Most investors know that to optimize the expected value and risk of their financial portfolio they need the right mix of domestic and international stocks, bonds and cash. Many game companies, however, fail to heed the core principals of diversification when building their portfolios and deciding what projects to green light. Ironically, very successful companies often amplify this mistake by replicating (i.e. cloning) their hit.
Mistake 1: Copying your hit
The most common mistake successful game companies make is re-skinning or cloning their biggest game. The logic behind this decision is that it is quite difficult to create a hit game so copy what you know. Most frequently, however, the clone fails to reach expectations and the company is left relying on the original hit.
The flaw in this strategy, leading to a negative result, is that the new product appeals to users who are already highly engaged with your company. Since the existing product is a success, players are not looking for an alternative. They already love what they have, why give them the same thing in a different wrapper. I recently wrote about how challenging it is to steal VIP customers from a competitor because they already love the product, it is just as difficult to steal them from yourself.
In the social casino space, you often see this mistake by companies that have a hit slots product, just change the feel of the casino, keep the same slots, and then the new product does not perform as well as the original.
Mistake 2: Appealing to the exact same market
If you base your new product on one of your existing products, you will appeal to the same customers. By appealing to the same users, you are not expanding your potential market but can only increase your share of wallet.

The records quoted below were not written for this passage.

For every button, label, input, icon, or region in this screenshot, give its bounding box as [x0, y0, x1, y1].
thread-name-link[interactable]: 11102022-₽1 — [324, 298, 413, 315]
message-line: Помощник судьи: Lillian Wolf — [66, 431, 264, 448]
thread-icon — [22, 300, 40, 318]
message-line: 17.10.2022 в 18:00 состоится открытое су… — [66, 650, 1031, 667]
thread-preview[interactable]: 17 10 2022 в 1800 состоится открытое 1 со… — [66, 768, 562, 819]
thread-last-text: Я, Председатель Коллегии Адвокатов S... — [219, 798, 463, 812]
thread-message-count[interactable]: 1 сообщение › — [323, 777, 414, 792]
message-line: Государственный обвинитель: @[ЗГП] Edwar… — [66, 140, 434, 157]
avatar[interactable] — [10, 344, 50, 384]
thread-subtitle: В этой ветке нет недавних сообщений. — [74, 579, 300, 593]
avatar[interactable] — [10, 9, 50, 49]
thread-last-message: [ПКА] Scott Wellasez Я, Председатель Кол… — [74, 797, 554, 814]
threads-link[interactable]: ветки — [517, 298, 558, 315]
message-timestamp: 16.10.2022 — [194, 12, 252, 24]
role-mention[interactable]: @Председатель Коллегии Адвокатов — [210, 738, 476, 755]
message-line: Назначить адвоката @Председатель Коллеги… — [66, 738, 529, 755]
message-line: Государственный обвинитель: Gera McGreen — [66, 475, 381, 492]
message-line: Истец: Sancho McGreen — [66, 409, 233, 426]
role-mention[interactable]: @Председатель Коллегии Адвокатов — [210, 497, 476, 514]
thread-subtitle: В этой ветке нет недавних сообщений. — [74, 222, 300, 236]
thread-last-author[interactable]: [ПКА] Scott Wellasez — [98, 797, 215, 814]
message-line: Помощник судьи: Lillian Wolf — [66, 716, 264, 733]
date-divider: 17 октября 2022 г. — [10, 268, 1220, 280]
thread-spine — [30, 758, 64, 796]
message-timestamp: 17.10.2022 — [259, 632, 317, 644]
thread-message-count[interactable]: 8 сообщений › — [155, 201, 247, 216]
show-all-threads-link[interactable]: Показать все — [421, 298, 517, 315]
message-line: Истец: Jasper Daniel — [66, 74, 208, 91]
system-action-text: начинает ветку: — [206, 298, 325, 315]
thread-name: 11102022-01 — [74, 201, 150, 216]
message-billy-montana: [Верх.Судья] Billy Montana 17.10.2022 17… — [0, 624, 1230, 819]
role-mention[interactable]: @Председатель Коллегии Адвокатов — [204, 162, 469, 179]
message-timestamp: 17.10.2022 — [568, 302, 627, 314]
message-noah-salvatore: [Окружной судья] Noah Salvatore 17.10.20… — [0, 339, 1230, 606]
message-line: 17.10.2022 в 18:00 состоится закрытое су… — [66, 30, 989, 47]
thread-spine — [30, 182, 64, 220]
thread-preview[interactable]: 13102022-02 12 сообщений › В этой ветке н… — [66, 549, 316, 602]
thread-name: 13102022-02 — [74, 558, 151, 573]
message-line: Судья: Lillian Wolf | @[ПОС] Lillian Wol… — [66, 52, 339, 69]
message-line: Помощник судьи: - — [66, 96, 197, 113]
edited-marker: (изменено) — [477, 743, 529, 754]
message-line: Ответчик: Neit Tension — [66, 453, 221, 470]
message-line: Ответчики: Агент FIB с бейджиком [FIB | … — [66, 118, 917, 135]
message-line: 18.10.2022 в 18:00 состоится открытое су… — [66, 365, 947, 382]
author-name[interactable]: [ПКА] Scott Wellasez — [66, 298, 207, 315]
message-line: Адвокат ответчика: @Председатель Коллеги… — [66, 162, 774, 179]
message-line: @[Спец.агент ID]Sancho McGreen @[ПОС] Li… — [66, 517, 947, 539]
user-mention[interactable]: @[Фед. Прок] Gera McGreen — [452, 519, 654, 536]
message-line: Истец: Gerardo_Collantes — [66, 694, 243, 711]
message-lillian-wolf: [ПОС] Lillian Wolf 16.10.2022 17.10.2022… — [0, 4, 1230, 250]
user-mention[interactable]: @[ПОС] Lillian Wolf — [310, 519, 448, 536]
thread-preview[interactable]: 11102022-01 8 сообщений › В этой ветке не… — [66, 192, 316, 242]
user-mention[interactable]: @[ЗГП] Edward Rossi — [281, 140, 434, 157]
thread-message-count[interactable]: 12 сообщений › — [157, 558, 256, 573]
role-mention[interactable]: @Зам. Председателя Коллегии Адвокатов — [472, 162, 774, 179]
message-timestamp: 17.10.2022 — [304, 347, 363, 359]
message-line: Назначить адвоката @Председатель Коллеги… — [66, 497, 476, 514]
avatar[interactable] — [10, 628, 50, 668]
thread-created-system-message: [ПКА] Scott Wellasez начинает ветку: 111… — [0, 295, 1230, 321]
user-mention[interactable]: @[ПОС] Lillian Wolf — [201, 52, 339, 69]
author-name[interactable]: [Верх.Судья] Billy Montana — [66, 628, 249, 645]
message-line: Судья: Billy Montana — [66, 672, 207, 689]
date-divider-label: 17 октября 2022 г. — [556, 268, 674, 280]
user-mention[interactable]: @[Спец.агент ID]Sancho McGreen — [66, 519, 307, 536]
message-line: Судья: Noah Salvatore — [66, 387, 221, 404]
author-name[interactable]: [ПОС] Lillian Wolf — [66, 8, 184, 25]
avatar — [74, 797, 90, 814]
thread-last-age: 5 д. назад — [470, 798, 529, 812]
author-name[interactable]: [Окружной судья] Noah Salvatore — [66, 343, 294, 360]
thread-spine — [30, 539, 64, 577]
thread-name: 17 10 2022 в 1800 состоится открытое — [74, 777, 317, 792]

Again, using the social casino space as an example, there are different types of slots players. If your existing game is appealing to players who enjoy land based casinos, rather than creating another product for this target market you can build off of your success by creating a product that appeals to recreational online-only players. Thus, you can still monetize the land-based players with your core product, and increase monetization by improving that game, but you open up a new market.
Mistake 3: You are not creating a blue ocean opportunity
The core of the issue in creating a copy of an existing product is you are not creating a blue ocean opportunity, that is moving to a market space where the competition is not relevant. I have written frequently about Blue Ocean strategy, and rather than repeat it the key is that you have a higher ROI by pursuing a blue ocean strategy than competing in a red (bloody competitive) market.
Blue Ocean strategy is incompatible with cloning your existing product because a new product needs to fulfill four criteria to create a blue ocean:
- Raise. You need to raise some of the elements of value you are currently competing on.
- Eliminate. You need to eliminate some features or aspects that you compete on.
- Add. You must add new features or attributes that other products do not have.
- Reduce. You have to reduce some of the features that the industry relies on.
By definition, if you are copying an existing product you are not doing any, let alone all, of these changes needed to move into a space where the competition is non-existent.
Mistake 4: No new VIPs
VIPs are the lifeblood of a successful mobile game. Less than one percent of players normally drive over 80 percent of revenue, thus it is critical to have a strong VIP base for a game to be successful. When you re-skin or clone an existing game, it becomes virtually impossible to build a strong new VIP base. Your existing VIPs already love the old product, hence why they are VIPs, so they have no reason to move (and you probably have no benefit in moving them). New customers were already exposed to the same mechanics in the existing product and chose not to become VIPs, thus it is very unlikely the new product will generate a different reaction.
What you should do
The easy part of the game industry is recommending what not to do, the challenge is how do you grow your product base. There are many different ways to run a good green light process, assess market conditions, etc., and that is not the purpose of this post (please see my post on how to create a mobile gaming hit). Instead, I recommend you build out a strong green light process that looks at the market, the competition, your strengths and gaps in the market and build your product strategy from there. If you already have a hit product, rather than start from scratch, see how you can leverage key elements of that product to expand into a different segment of the market or create an entirely new space.
- While it is tempting to try to replicate your successful product by re-skinning or cloning it, such a strategy is likely to fail as it will not expand your market.
- Cloning a product is the inverse of pursuing a Blue Ocean strategy (which requires focusing on four core elements: Eliminate, Raise, Add, Reduce), and Blue Ocean generates a higher long-term ROI that traditional strategy.
- If you have a hit, rather than start from scratch see how you can leverage key elements of that product to expand into a different segment of the market or create an entirely new space.